On the other side of the barrier, Huygens’ principle dictates that each hole produces spherical wavefronts. The separation between the holes is much less than the wavelength of the sound, which means the interference pattern of the waves reconstructs the plane wave in much less than one wavelength and the barrier is effectively invisible to the propagating waves.

The researchers tested their acoustic-metamaterial design by placing an acrylic barrier perforated with four small holes in a tube.

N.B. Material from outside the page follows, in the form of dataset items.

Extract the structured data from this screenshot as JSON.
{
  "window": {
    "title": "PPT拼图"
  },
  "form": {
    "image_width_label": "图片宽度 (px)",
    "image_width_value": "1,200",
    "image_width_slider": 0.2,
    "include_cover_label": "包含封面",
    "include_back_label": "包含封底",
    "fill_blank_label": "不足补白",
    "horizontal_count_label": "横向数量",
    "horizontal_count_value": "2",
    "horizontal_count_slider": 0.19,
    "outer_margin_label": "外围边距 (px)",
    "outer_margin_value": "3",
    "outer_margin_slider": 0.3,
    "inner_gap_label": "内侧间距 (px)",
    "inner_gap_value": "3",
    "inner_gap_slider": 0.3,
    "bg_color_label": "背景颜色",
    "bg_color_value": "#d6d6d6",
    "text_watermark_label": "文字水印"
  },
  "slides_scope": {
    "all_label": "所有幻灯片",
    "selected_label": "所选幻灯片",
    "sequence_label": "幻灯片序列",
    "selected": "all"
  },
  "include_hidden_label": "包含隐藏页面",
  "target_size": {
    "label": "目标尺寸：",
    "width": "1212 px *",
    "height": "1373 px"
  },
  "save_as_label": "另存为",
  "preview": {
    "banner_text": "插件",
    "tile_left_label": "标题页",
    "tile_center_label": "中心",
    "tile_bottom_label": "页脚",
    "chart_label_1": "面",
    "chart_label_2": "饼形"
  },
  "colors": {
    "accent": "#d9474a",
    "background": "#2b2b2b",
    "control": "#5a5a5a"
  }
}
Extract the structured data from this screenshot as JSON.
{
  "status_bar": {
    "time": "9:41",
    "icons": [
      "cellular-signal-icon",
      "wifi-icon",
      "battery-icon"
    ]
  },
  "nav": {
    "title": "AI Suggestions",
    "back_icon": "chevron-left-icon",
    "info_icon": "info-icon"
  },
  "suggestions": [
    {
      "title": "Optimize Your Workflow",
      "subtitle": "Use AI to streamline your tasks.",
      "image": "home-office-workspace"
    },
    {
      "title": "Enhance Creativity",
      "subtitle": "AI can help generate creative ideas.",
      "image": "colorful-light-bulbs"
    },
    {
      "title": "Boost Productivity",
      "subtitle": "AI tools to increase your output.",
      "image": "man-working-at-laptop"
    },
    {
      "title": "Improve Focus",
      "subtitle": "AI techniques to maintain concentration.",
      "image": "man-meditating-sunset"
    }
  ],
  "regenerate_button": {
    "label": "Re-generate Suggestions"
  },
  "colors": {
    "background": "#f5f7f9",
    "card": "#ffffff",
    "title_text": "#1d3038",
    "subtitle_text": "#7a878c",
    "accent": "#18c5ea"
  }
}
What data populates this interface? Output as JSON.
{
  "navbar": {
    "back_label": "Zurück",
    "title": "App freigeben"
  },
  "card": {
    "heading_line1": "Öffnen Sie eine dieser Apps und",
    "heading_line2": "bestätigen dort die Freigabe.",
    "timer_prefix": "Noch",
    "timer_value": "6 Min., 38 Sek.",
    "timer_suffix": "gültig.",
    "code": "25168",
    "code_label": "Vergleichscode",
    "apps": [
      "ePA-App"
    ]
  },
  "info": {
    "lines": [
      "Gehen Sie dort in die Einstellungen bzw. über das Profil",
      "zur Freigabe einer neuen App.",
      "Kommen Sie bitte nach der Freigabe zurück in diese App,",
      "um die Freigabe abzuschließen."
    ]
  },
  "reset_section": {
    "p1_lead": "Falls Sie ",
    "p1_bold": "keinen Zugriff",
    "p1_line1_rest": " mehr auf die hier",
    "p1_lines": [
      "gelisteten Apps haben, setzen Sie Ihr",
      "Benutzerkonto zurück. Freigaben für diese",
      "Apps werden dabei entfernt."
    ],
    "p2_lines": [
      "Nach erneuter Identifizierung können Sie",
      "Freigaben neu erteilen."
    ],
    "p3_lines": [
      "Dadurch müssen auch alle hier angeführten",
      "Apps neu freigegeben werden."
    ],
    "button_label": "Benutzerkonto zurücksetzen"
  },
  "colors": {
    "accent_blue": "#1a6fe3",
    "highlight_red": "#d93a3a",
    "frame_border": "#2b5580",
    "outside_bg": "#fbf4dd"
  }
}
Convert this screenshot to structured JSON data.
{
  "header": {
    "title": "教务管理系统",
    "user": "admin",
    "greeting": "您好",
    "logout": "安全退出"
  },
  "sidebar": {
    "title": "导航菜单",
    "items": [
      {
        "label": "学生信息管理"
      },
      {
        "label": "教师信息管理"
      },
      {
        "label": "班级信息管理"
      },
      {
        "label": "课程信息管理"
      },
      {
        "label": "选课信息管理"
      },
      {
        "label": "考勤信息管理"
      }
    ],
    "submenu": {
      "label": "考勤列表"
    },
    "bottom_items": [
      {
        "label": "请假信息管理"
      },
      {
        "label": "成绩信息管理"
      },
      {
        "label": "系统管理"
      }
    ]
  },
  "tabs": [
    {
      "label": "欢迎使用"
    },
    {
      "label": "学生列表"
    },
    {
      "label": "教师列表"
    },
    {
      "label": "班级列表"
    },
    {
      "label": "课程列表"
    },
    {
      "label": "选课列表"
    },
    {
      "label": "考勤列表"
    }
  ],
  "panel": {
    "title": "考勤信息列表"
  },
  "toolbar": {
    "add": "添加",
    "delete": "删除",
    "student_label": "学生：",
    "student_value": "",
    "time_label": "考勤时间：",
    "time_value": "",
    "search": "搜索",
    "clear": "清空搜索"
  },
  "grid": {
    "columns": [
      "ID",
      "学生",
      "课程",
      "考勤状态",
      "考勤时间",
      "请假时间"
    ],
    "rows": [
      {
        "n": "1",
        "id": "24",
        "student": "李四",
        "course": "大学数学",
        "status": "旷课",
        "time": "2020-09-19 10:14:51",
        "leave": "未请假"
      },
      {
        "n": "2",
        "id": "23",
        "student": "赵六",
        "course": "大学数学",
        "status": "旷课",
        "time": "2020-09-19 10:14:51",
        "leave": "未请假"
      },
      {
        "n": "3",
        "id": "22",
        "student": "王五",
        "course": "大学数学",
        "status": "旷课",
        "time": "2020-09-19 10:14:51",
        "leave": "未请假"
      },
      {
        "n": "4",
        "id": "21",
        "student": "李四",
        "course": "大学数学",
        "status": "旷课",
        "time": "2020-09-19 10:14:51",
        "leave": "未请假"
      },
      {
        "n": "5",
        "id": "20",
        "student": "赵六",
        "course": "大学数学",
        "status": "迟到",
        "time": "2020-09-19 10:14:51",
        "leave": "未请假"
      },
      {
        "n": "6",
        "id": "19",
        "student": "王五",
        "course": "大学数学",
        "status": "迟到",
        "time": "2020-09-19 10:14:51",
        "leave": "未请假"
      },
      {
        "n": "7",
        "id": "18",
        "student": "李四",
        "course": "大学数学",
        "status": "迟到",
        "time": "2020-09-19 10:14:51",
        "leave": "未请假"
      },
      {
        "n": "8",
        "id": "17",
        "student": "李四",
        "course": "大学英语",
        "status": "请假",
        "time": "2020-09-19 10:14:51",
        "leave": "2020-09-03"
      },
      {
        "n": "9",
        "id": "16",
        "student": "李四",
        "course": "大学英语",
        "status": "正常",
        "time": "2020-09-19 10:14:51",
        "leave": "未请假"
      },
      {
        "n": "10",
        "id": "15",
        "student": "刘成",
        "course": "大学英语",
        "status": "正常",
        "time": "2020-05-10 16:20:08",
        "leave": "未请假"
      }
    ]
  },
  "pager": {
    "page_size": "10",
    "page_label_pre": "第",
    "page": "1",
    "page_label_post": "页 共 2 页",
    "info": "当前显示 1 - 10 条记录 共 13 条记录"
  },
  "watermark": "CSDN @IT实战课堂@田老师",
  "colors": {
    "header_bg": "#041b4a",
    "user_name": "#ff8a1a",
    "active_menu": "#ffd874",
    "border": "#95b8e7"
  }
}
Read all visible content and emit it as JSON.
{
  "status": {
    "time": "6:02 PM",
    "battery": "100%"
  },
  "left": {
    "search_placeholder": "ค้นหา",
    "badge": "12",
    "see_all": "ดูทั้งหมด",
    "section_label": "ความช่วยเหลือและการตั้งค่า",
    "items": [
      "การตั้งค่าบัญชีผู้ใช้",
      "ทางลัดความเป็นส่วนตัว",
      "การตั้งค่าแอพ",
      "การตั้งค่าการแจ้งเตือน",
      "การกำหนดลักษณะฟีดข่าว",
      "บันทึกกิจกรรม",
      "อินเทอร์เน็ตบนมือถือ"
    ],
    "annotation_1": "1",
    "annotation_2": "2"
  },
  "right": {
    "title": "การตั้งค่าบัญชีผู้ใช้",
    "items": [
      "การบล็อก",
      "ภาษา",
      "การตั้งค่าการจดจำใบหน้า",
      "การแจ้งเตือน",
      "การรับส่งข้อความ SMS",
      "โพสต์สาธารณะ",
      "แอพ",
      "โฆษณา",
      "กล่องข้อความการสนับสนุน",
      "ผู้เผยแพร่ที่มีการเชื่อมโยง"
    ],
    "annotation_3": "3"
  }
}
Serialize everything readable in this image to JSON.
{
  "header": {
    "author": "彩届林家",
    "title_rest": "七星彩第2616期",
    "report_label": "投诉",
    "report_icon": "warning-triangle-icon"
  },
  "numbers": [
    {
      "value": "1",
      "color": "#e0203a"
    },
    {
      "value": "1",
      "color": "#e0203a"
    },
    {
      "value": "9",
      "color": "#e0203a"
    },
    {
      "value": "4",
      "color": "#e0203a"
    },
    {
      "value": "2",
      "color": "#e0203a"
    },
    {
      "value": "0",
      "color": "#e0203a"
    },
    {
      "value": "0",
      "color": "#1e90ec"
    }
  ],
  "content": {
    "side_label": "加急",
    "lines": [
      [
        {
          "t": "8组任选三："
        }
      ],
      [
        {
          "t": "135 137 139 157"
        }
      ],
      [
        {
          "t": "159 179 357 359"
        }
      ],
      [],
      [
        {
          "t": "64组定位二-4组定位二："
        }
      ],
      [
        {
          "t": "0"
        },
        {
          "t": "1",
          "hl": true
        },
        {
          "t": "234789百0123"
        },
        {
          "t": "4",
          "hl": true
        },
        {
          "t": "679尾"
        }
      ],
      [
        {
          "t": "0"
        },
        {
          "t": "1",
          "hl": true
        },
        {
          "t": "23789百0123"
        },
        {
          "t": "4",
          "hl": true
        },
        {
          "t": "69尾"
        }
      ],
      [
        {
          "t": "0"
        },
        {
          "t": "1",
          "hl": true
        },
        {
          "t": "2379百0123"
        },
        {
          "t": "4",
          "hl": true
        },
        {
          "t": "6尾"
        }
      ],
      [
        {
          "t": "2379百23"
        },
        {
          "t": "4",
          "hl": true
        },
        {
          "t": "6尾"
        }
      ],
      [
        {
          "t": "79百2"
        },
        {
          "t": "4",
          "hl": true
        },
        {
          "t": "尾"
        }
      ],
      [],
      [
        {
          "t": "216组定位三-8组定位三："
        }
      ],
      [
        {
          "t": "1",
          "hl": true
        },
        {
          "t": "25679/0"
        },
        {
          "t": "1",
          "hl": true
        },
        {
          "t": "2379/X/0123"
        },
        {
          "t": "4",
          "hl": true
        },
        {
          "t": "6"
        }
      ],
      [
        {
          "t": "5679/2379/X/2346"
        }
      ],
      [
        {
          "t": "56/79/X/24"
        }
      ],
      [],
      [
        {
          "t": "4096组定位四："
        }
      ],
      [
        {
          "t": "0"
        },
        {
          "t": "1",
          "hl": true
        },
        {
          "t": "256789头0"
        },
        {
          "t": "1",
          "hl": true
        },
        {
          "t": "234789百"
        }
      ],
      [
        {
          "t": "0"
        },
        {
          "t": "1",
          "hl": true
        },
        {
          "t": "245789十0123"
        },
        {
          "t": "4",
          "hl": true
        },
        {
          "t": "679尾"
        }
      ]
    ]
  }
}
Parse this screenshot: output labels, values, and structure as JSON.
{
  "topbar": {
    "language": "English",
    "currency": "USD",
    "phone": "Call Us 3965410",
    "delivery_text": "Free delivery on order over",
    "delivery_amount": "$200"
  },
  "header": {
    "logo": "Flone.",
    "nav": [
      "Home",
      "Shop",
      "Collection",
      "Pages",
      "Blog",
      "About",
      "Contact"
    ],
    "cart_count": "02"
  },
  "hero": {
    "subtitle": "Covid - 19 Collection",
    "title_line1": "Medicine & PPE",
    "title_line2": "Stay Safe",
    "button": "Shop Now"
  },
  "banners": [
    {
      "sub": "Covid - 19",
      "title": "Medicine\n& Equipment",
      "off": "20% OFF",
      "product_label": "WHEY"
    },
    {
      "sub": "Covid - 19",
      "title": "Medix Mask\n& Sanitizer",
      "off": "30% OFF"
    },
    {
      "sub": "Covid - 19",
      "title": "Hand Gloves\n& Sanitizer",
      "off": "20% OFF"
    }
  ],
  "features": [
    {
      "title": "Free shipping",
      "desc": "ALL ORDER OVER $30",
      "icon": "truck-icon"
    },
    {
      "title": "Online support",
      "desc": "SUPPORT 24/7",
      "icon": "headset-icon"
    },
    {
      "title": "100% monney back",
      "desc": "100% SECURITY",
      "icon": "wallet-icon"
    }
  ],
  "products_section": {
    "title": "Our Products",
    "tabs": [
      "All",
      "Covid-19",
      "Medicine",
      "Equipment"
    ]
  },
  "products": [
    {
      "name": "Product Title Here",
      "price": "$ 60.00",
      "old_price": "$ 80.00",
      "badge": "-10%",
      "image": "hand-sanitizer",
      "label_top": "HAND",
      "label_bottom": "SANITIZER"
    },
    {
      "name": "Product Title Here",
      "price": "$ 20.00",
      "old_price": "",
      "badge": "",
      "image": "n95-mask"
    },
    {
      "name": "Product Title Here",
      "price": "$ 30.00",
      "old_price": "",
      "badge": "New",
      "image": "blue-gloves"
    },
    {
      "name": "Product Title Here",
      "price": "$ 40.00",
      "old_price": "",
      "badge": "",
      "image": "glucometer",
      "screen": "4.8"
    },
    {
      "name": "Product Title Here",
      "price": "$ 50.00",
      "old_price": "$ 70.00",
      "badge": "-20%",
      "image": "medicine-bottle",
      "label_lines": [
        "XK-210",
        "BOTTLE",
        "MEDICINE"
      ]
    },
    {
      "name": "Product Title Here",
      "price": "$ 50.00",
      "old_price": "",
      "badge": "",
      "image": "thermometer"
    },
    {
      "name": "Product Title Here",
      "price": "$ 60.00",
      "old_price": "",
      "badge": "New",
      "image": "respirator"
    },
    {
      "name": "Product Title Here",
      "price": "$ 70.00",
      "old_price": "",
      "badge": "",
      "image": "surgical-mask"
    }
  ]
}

Loudspeakers producing waves of a single frequency were placed at one end and the researchers measured the intensity of the waves on either side of the barrier. The results were remarkable – they found, for example, that with the barrier perforated by bare holes, only 9% of the waves’ energy was transmitted. With a membrane placed over the holes, this proportion jumped to 81%. The metamaterial worked just as well when placed at an oblique angle to the incident wavefronts.

Ebbese, who was not involved in this work, views the result as a significant contribution to acoustics with numerous potential uses. “They’re talking about transmission, but in the same way you can also block waves at other frequencies by adding this membrane,” he says, listing noise filters as one application where this could be useful.

Novel lenses

According to the team, its method can be used over a range of frequencies such that it would work equally well for ultrasound. This, the researchers say, could be exploited to concentrate acoustic energy through tiny holes, forming novel lenses. They are currently working on the potential application of the idea to near-field scanning acoustic microscopy, where the properties of an object are studied by the sound waves it reflects. The researchers believe the concentration of the radiation’s energy into tiny holes during the process of transmission could allow them to achieve both very high signal intensity and spatial resolution.

The research is to be published in Physical Review Letters.